FTP Data Source
|
Collect
1. Overview
File Transfer Protocol (FTP) is a file transfer protocol that consists of two parts:
- FTP server : used to store files. You can use an FTP client to access resources on the FTP server through FTP.
- FTP client : An FTP client can be used to access resources on the FTP server over FTP.
After configuring the FTP data source, you can use Data Fusion > Task Management function to import its data into the divine data table or entity, easy to use in the report, analysis model, intelligent operations and other modules.
Before configuring the data source, please refer to the following to confirm that your FTP data source meets the requirements:
Data source type | Data source name | Version/protocol requirements | User permission requirement | Other requirements |
---|---|---|---|---|
Object storage | FTP | FTP/SFTP | Contains at least read access to the folder path | Data files can only be in txt or csv format |
2. Add FTP data source
- Select Data Fusion > Universal Data Access > Data Source Management.
- Click All Data Source Tab page.
- Click FTP data source.
- Click the Create button in the upper right corner.
- Fill in the FTP connection information.
- Data Source Connection Name: This is a customizable field and serves as the unique identifier for the data source connection within the platform.
- Protocol Type: Supports FTP and SFTP.
- Server: The IP address of the data source connection; multiple entries are supported in a cluster environment.
- Port Number: The port number for the data source connection.
- Base Path: This path is the absolute path to the root directory, for example: /home/sa_cluster.
- File Type: Specifies the types of data files to be read; currently supports txt and csv. During data synchronization, only files of the specified types will be read.
- Username: The valid username for the data source connection.
- Password: The valid password corresponding to the username.
- Click the Test Connection button.
- Click the Submit button.
2.1. FTP Dataset Configuration Method
To ingest data via FTP data source, configure paths, folders, and files according to the following method.
2.1.1. Path Rule Definition
When importing a data set, configure the path according to the path rule, for example:/home/dataGroupFile/dataFile
- /home:basic path
- dataGroupFile:Data sets are grouped into folders
- dataFile:Data set folder
2.1.2. What a single data set needs to contain
Serial number | Content name and necessity | Effect | Restraint | Sample file |
---|---|---|---|---|
01 | Data sets are grouped into folders required | Analogy structured database DB, plays the role of grouping data sets | The name is not restricted and can be customized | - |
02 | Data set folder required | A folder represents a data set; | Folder naming rules: can only contain letters, digits, and underscores (_), and must start with a letter. Maximum 100 characters | - |
03 | Metadata file required | Describes the data structure of the current dataset. Only one metadata file can be stored in a dataset folder | File format: yml format | |
04 | Data file not required. | Stores the current data set data file, Multiple data files can be stored in one data set folder. | File format:txt or csv format
After FTP data is added, only three update modes are supported: full overwrite, full add, and incremental add. | |
05 | Ready file | Indicates that a data file is ready to be generated. There is no specific requirement on the contents of the file | File format:verf format |
3. Manage FTP data source
- Select Data Fusion > Universal Data Access > Data source management.
- Click Added data source Tab page.
- Click FTP data source.
- Edit: Supports modifying all configuration parameters of the data connection.

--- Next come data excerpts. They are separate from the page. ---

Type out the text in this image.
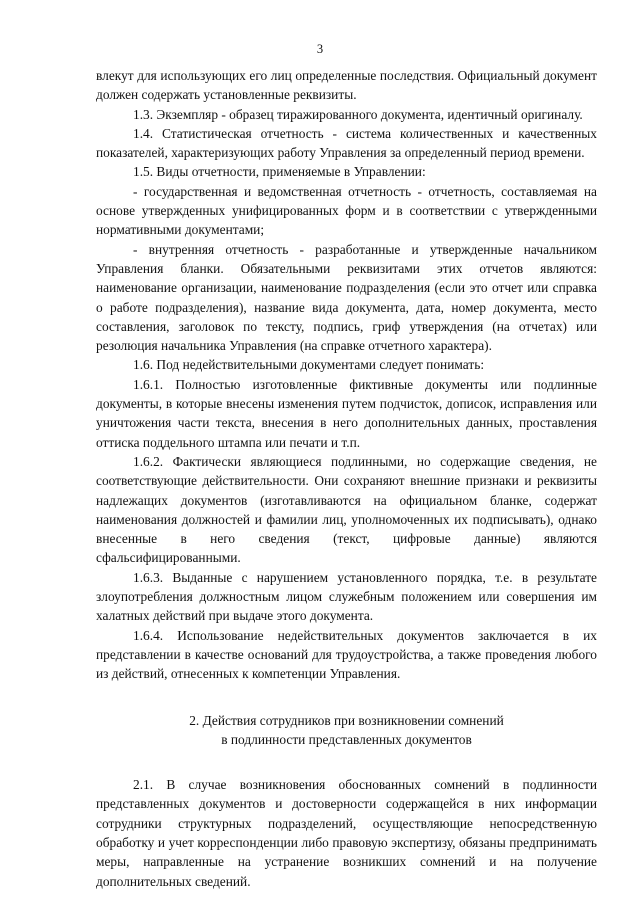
3

влекут для использующих его лиц определенные последствия. Официальный документ должен содержать установленные реквизиты.

1.3. Экземпляр - образец тиражированного документа, идентичный оригиналу.

1.4. Статистическая отчетность - система количественных и качественных показателей, характеризующих работу Управления за определенный период времени.

1.5. Виды отчетности, применяемые в Управлении:

- государственная и ведомственная отчетность - отчетность, составляемая на основе утвержденных унифицированных форм и в соответствии с утвержденными нормативными документами;

- внутренняя отчетность - разработанные и утвержденные начальником Управления бланки. Обязательными реквизитами этих отчетов являются: наименование организации, наименование подразделения (если это отчет или справка о работе подразделения), название вида документа, дата, номер документа, место составления, заголовок по тексту, подпись, гриф утверждения (на отчетах) или резолюция начальника Управления (на справке отчетного характера).

1.6. Под недействительными документами следует понимать:

1.6.1. Полностью изготовленные фиктивные документы или подлинные документы, в которые внесены изменения путем подчисток, дописок, исправления или уничтожения части текста, внесения в него дополнительных данных, проставления оттиска поддельного штампа или печати и т.п.

1.6.2. Фактически являющиеся подлинными, но содержащие сведения, не соответствующие действительности. Они сохраняют внешние признаки и реквизиты надлежащих документов (изготавливаются на официальном бланке, содержат наименования должностей и фамилии лиц, уполномоченных их подписывать), однако внесенные в него сведения (текст, цифровые данные) являются сфальсифицированными.

1.6.3. Выданные с нарушением установленного порядка, т.е. в результате злоупотребления должностным лицом служебным положением или совершения им халатных действий при выдаче этого документа.

1.6.4. Использование недействительных документов заключается в их представлении в качестве оснований для трудоустройства, а также проведения любого из действий, отнесенных к компетенции Управления.

2. Действия сотрудников при возникновении сомнений
в подлинности представленных документов

2.1. В случае возникновения обоснованных сомнений в подлинности представленных документов и достоверности содержащейся в них информации сотрудники структурных подразделений, осуществляющие непосредственную обработку и учет корреспонденции либо правовую экспертизу, обязаны предпринимать меры, направленные на устранение возникших сомнений и на получение дополнительных сведений.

- Delete: Delete the current connection.
If the current data connection is used by a task, modifying the parameters or deleting the connection will cause the task to fail.
4. Mapping rules for field types
Import data from FTP data source into the Sensors data table. Field type mapping errors may cause content conversion errors or task execution failures. Configure field mapping according to the following rules to ensure safe data conversion:
Original field type | Data table field type |
---|---|
tinyint | NUMBER / INT / BIGINT |
smallint | NUMBER / INT / BIGINT |
mediumint | NUMBER / INT / BIGINT |
int | NUMBER / INT / BIGINT |
bigint | NUMBER / BIGINT |
float | NUMBER |
double | NUMBER |
decimal | NUMBER |
char | STRING |
enum | STRING |
longtext | STRING |
mediumtext | STRING |
string | STRING |
text | STRING |
tinytext | STRING |
varchar | STRING |
year | STRING |
date | TIMESTAMP |
datetime | TIMESTAMP |
timestamp | TIMESTAMP |
Note: The content of this document is a technical document that provides details on how to use the Sensors product and does not include sales terms; the specific content of enterprise procurement products and technical services shall be subject to the commercial procurement contract.